Most climate policies do little to prevent climate change



An analysis of 1500 climate policies in 41 countries has found that a slim minority have led to a significant reduction in carbon emissions, with most policies being too specifically targeted to make a substantial difference

Most climate policies do little to prevent climate change
Most political efforts at tackling climate change have little effect
 (Credit: Shutterstock)


The vast majority of climate policies fail to significantly reduce emissions and so make little difference to stopping climate change, suggesting that governments must work much harder to identify ways to actually shift the needle.

Nicolas Koch at the Mercator Research Institute on Global Commons and Climate Change in Berlin and his colleagues discovered this by assessing the impact of 1500 climate policies put into force between 1998 and 2022, covering 41 countries across six continents.

They began by using machine learning to identify moments in which a country’s emissions dropped significantly, relative to a control group of other nations not included in the analysis. The researchers found 69 of these emissions “breaks” and compared them with a database compiled by the Organisation for Economic Co-operation and Development (OECD) that tracks what types of climate policies were enacted when.

While matching policy shifts to emission changes isn’t an exact science, the team was able to attribute 63 of these breaks to one or more policy interventions within a two-year interval around the break, in order to allow for lagged or anticipated effects.

Each of the 63 breaks saw a reduction in emissions by between 0.6 billion and 1.8 billion metric tonnes of carbon dioxide, but overall the researchers found that most climate policies don’t achieve anywhere near this level of success. “We have a lot of policies out there that have not led to large emission reductions, and more policies do not necessarily equate to better outcomes,” says Koch.

Many policies fail because they are too specifically targeted, he says. For example, governments may subsidise the purchase of new electric cars, but most cars on the road aren’t electric, so the impact is minimal. One tool that seems highly effective is outright bans – for example, stopping coal being used to generate electricity – but as these were always used in conjunction with other measures, it was difficult for the team to identify if they worked in isolation.

Politicians looking for a one-size-fits-all blend of policies are out of luck, as none worked across all sectors. Pricing seems to be the most effective measure, says Koch, particularly in reducing the emissions of profit-motivated industries, but it isn’t the sole solution. “What we observe is that the most frequently used policy tools, which are subsidies and regulations, alone are insufficient,” he says. “Only in combination with price-based instruments – such as carbon prices, energy taxes – can they deliver substantial emission reductions.” In other words, people only cut back on emitting when doing so would hit their wallet.

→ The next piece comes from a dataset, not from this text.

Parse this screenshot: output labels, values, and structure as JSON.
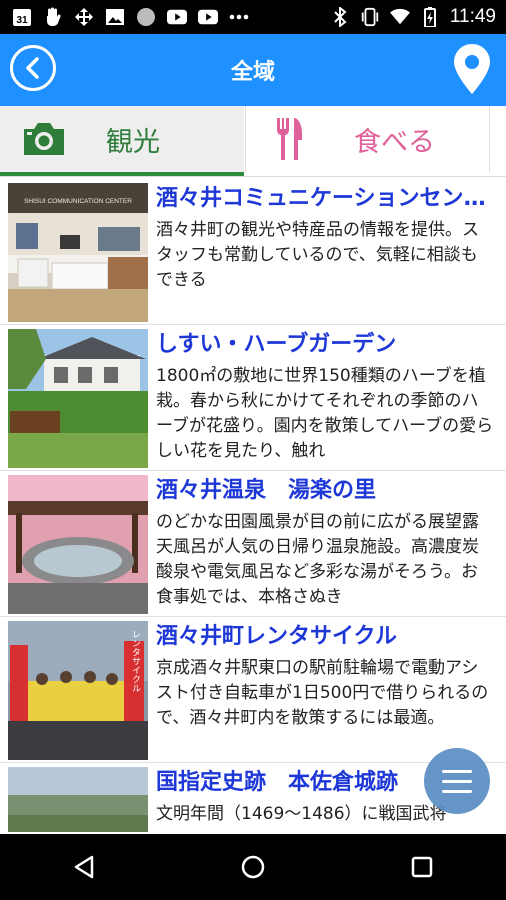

“The key value in the paper is in identifying those clean breaks in emissions in specific sectors and countries,” says Matthew Paterson at the University of Manchester, UK. He highlights that the OECD database of policy changes has some limitations because the government documents from which it pulls its content aren’t consistently reported across the world, but says it is the best available for the purposes of this study.

“As they say, it has been known for a while that climate policies can work best in combination, but they give us more specificity about which combinations work in which circumstances,” says Paterson. That can then be used to more aggressively pursue these “breaks” in order to address the emissions gap and mix policies to best tackle emissions.

Marion Dumas at the London School of Economics and Political Science, UK, says the work should be useful for policy-makers, but the team’s method may not fully capture the reality of policy interventions, as it looks at the emission trends – or outcomes – first, then works backwards to find the cause.

“This is a very interesting approach, but bears considerable uncertainty concerning how to simulate the expected [emissions] trajectory and thereby identify the breaks,” says Dumas. The two-year interval around each break may also be too narrow, she says, discounting the real impact of more gradual, longer-term policy changes.

“It’s important not to overinterpret the headline result that only a few policies can be tied to emissions reductions,” says Robin Lamboll at Imperial College London, UK, who points out that smaller emissions cuts not picked up by the team’s method may combine to make big differences.

Of course, a larger problem with identifying the most impactful measures is that policy-making doesn’t happen in a vacuum and any specific policy must be palatable to the general public. “In any specific country or sector, it will be political dynamics that drive whether such a mix can be implemented or not,” says Paterson.

“I’m aware that this is politically a super-challenging thing,” says Koch. “It’s just there is some good news that, in general, it’s possible to have these policies to achieve these very ambitious goals.”